Bu yazıda, periferik kandan izole edilen primer insan Doğal Öldürücü (NK) hücrelerinde glikoliz ve mitokondriyal solunumu ölçmek için bir yöntem, istirahatte veya IL15 kaynaklı aktivasyonu takiben açıklıyoruz. Açıklanan protokol kolayca birincil insan NK hücreleri diğer sitokinler veya çözünür uyaranlar tarafından aktive genişletilebilir.

Abstract

Doğal Killer (NK) hücreleri esas olarak doğuştan gelen anti-tümör ve anti-viral immün yanıtlar aracılık ve sağkalım teşvik etmek sitokinler ve diğer uyaranların çeşitli yanıt, hücresel çoğalma, interferon gama gibi sitokinlerin üretimi (IFNγ) ve / veya sitotoksisite programları. Sitokin stimülasyon ile NK hücre aktivasyonu onların biyoenerjik ve biyosentetik gereksinimlerini desteklemek için metabolik yolların önemli bir remodeling gerektirir. Bozulmuş NK hücre metabolizmasının obezite ve kanser de dahil olmak üzere kronik hastalıkların bir dizi ile ilişkili olduğunu düşündüren kanıtlar büyük bir vücut vardır, Hangi NK hücre metabolizmasını belirlemek için bir yöntemin kullanılabilirliğinin klinik önemini vurgulamaktadır. Burada, insan NK hücrelerinin enerji metabolizmasındaki değişiklikleri izlemek için bir araç olarak glikoliz ve mitokondriyal oksijen tüketiminin gerçek zamanlı ölçümlerine olanak tanıyan bir platform olan hücre dışı akı analizörü nün kullanımını açıklıyoruz. Burada açıklanan yöntem aynı zamanda il-15 gibi sitokinler ile NK hücrelerinin uyarılmasından sonra metabolik değişikliklerin izlenmesi için izin verir, şu anda klinik çalışmaların geniş bir yelpazede araştırılmaktadır bir sistem.

Introduction

Doğal Killer (NK) hücreleri anti-tümör ve anti-viral tepkiler aracılık doğuştan lenfositler vardır. NK hücreleri insan periferik kantüm lenfositlerin% 5-15’ini oluşturur, ve dalak bulunabilir, karaciğer, kemik iliği ve lenf düğümleri. NK hücreleri, T-hücre reseptörleri (TCR) veya B-hücre reseptörleri (BCR) gibi polimorfik klodik reseptörleri ifade etmez. Buna karşılık, onların sitolitik fonksiyonların aktivasyonu bir hedef hücre yüzeyinde değişken ligandlar tanımak reseptörlerinin katılımı ile istenir1,2.

Periferik kandan izole edilmiş istirahat insan NK hücreleri insan serumu ile desteklenen kültür ortamında birkaç gün hayatta kalabilir. IL-15 veya IL-2 gibi sitokinler tarafından NK hücrelerinin aktivasyonu çoğalması ve öldürme yeteneğinin bir artış için hücreleri sürücüler, diğer etkileri arasında3,4,5. Çeşitli çalışmalar NK hücre aktivasyonu ve metabolik aktivite değişiklikleri arasında doğrudan bir korelasyon göstermiştir6. Bu metabolik değişiklikler enerji ve biyosentez açısından hücrelerin özel gereksinimlerini karşılamak için mukadder.

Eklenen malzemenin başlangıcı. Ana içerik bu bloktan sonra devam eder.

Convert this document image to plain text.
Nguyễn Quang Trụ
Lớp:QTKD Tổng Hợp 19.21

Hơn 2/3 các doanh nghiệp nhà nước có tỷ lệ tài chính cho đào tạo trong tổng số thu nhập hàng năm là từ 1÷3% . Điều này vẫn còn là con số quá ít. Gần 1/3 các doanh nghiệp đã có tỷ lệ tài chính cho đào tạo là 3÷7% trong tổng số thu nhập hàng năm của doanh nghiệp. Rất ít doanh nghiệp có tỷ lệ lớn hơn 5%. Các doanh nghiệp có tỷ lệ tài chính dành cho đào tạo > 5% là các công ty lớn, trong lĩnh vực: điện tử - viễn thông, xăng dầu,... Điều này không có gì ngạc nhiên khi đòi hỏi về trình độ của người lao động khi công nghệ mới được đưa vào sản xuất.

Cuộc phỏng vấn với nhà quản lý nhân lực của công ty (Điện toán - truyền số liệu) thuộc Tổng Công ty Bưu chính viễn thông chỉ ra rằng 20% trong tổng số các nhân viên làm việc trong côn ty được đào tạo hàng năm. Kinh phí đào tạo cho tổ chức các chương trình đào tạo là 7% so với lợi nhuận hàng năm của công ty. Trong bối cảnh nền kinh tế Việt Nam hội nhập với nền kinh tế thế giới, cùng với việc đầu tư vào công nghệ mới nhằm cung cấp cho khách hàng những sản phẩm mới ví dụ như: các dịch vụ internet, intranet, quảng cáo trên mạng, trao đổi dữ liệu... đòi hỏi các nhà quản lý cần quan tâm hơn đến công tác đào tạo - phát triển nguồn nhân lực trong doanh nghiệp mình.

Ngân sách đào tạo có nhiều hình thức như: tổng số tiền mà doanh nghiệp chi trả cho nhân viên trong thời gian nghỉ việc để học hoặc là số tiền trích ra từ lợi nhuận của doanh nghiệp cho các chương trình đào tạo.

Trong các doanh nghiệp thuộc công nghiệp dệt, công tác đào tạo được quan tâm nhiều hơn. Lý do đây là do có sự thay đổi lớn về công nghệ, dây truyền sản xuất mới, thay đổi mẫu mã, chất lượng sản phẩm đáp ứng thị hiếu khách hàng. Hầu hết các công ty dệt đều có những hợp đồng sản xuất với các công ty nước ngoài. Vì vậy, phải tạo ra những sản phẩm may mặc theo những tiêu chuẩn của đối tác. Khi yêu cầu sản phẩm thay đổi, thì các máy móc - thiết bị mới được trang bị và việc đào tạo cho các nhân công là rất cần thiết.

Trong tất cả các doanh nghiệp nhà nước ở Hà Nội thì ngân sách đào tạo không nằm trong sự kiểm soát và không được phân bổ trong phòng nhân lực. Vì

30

Aerobik hücreler ve organizmalar katabolizma ve karbonhidrat, yağ ve proteinlerin oksidasyon içeren kimyasal reaksiyonlar bir dizi yoluyla enerji elde. Glikoliz, trikarboksilik asit (TCA) döngüsü ve oksidatif fosforilasyon kombinasyonu sayesinde ökaryotik hücreler ATP talebinin büyük bir kısmını karşılar ve hücre büyümesi ve çoğalması için gerekli olan makromoleküller için yapı taşları olarak gerekli ara ları elde ederler. Glikoli (Şekil 1A) hücreye glikoz girişi ile başlar. Sitosolda glikoz fosforilasyona ve pirüvatöre dönüştürülür (glukoz molekülü başına 2 kat atp net üretimi ile), laktat indirgenebilir veya asetil-CoA’ya dönüştürülmek üzere mitokondriye taşınabilir ve TCA döngüsüne girer. TCA döngüsü asetil-CoA daha molekülleri ile yakıt lı bisiklet devam ediyor ve CO2 üretir (sonunda hücre dışında yayılır ve, orta H2O ile tepki vererek, orta asitleşme yol açacaktır karbonik asit üretecek) ve NADH, elektron taşıma zincirine elektron bağışı sorumlu molekül (ETC). Elektronlar farklı protein kompleksleri ile seyahat ve nihayet oksijen tarafından kabul edilir. Bu kompleksler (I, III ve IV) mitokondriyal matristen membranlar arası uzaya H+ pompalar. Üretilen elektrokimyasal degradenin bir sonucu olarak, H+ karmaşık V (ATP-synthase) aracılığıyla matristekrar girecek, POTANSIYEL enerji ATP üretimi içine birikmiş yatırım.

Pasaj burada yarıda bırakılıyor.